The company signed a memorandum of understanding earlier this year with five South Korean medical firms, a more than $1 million contract that was facilitated by Export Delaware, a state agency under the Department of State. She’s also helped the state of Florida reduce costs for elderly dental patients by identifying reputable providers in Mexico and negotiating discounted rates there and has even helped individual clients in the final stages of life travel with their families to Switzerland, where euthanasia is legal.
The company’s new employees will be arranging visas and domestic and international flights; working with employers to identify cost savings; and guiding patients through the process. She will also be hiring a medical director and hopes to acquire a medical-records data management company soon.

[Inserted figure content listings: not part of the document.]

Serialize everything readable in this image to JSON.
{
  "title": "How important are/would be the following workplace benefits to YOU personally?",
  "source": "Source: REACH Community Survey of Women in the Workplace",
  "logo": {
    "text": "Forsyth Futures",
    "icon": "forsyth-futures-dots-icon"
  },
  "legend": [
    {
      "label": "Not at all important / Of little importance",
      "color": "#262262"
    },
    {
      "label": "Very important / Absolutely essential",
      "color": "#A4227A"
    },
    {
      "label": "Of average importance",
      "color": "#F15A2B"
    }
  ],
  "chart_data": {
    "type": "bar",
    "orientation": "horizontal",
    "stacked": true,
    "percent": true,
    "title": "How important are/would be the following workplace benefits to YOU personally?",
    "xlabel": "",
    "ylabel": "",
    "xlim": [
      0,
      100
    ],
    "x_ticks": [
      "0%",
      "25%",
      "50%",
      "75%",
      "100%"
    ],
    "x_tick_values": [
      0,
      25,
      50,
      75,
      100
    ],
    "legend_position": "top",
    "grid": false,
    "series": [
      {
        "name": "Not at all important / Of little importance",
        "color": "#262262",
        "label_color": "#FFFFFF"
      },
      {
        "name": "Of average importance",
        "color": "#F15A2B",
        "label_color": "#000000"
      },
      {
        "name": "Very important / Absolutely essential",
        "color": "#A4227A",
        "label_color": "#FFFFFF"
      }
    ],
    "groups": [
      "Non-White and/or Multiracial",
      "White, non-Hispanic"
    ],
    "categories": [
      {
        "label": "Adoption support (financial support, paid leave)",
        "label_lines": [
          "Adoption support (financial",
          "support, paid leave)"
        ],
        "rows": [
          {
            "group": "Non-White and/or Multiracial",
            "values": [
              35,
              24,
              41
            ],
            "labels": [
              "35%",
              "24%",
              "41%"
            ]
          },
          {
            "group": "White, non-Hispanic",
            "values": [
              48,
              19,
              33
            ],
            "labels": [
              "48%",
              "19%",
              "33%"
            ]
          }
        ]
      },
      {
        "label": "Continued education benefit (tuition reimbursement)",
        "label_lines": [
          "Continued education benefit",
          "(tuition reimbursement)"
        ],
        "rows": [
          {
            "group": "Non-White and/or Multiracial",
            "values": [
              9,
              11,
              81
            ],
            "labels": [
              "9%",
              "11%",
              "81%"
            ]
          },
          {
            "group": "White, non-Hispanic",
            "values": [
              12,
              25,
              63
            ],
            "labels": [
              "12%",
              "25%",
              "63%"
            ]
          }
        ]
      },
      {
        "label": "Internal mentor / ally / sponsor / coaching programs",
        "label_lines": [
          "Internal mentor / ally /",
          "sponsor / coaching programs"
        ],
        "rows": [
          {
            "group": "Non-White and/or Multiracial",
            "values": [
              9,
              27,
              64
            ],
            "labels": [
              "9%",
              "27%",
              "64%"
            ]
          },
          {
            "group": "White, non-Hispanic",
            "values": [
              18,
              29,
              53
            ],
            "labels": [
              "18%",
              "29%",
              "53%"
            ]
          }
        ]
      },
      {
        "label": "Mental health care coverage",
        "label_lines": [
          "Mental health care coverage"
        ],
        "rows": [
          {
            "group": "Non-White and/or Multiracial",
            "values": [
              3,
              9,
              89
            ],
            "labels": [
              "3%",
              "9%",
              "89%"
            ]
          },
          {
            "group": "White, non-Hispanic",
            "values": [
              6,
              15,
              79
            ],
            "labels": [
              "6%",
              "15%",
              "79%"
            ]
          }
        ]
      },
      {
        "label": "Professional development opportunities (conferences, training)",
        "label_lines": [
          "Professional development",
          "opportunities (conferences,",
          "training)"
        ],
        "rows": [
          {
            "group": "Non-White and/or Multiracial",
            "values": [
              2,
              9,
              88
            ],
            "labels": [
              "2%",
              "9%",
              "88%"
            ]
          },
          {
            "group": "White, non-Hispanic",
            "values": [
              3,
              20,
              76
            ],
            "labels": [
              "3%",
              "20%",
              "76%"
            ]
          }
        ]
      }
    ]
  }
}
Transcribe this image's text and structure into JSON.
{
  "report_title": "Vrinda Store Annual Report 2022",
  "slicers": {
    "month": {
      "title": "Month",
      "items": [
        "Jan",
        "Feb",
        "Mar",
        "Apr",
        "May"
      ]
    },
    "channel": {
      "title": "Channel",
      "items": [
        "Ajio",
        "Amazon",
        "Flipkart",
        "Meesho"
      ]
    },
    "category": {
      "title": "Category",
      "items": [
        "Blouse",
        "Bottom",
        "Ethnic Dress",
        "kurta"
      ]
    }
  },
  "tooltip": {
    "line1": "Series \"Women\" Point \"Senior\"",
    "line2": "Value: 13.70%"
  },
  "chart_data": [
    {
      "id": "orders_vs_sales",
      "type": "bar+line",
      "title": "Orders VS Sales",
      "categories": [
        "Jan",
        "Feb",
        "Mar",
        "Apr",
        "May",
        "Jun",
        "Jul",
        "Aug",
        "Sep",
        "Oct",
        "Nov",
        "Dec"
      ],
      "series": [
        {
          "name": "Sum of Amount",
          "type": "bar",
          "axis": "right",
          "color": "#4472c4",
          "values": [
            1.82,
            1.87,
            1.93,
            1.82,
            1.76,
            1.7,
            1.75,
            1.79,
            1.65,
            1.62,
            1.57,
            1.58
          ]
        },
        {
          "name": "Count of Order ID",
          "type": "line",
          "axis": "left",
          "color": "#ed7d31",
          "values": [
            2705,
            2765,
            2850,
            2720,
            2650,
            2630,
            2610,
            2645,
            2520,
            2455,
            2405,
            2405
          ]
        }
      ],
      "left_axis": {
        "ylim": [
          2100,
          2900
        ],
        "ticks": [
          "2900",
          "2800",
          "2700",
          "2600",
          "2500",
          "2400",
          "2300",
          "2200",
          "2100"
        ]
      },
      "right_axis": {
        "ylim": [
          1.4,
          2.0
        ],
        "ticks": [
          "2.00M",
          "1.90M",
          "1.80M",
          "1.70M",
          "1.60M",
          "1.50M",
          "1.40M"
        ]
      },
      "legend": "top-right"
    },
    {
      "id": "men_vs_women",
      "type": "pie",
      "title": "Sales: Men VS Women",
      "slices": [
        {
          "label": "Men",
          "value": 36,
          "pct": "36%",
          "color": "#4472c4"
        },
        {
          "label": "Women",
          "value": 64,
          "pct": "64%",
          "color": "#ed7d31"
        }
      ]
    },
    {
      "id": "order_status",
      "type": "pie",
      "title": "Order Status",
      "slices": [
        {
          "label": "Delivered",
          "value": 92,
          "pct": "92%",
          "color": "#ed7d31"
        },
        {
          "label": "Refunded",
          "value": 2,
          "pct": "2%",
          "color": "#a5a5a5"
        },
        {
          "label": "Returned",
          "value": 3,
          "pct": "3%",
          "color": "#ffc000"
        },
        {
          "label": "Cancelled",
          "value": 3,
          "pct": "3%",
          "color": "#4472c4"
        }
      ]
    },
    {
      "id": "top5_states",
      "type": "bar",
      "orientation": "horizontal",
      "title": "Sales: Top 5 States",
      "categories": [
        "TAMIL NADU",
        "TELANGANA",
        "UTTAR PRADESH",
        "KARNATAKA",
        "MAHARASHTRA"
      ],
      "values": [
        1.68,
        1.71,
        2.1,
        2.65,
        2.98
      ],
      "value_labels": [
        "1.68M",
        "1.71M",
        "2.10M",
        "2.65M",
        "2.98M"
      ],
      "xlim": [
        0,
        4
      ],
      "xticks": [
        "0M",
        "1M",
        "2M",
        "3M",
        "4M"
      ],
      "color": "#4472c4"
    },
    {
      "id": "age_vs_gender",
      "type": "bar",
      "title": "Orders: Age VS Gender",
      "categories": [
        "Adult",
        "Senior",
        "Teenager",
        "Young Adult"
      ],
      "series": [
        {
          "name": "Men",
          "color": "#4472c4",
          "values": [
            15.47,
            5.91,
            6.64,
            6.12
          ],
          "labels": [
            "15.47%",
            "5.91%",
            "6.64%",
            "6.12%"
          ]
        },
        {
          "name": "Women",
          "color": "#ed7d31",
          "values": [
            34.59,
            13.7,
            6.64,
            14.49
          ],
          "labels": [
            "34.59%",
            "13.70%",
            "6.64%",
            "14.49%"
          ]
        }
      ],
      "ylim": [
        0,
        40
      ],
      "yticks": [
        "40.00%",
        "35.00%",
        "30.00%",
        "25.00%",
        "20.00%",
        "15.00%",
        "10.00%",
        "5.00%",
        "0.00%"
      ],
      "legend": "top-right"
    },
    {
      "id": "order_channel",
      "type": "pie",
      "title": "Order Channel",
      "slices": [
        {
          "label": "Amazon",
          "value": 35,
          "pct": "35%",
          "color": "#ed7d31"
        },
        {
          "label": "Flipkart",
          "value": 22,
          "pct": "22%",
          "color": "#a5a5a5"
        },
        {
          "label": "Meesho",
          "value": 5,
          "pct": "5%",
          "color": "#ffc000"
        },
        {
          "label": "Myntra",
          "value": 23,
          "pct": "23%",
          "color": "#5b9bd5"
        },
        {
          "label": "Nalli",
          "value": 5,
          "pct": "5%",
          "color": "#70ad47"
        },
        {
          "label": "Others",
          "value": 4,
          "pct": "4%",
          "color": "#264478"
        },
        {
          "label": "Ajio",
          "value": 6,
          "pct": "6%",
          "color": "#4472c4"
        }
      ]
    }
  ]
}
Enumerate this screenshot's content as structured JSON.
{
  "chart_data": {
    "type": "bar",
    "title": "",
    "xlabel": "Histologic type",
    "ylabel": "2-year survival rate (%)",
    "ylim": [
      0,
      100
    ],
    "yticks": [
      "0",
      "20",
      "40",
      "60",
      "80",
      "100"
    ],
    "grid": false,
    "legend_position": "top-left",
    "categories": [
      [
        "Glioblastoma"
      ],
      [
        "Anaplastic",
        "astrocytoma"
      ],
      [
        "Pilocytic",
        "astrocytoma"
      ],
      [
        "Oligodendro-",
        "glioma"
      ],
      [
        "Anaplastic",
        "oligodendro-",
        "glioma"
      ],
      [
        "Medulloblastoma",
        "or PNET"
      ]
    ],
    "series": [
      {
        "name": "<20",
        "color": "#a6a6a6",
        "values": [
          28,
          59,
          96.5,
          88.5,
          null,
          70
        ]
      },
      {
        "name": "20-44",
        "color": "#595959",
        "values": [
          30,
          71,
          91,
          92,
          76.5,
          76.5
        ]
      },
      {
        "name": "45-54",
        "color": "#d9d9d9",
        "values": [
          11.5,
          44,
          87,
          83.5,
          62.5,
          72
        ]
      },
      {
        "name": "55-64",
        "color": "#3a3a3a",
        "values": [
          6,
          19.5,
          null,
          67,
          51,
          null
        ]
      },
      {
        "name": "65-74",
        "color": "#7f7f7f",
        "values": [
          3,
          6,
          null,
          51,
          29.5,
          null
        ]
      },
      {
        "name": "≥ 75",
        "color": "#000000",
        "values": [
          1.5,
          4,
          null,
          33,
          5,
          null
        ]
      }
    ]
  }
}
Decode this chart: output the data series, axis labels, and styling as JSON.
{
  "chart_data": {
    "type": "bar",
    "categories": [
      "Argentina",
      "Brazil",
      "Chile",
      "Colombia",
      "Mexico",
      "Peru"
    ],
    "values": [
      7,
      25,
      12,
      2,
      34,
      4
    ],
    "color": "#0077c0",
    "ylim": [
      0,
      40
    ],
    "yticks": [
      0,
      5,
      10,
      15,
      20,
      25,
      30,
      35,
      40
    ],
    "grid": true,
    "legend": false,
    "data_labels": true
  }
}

Swenson said she will also be hiring a to-be-determined number of part-time nursing assistants and home-health aides to escort patients, transport data and act as translators where needed.
Looking ahead, Swenson said My Med Choices will collect data over the next five years from hospitals that describe themselves as “centers of excellence” and benchmark hospitals against each other. She also hopes to work with a Delaware college or university to create a Medical Tourism/Travel for Treatment certification program and hire top graduates to work for the company.
“None of this would have been possible without the help we’ve gotten from the Secretary of State’s office through the global export program and [Export Delaware Director] Beth Pomper’s targeted global mission and expert advice,” she said.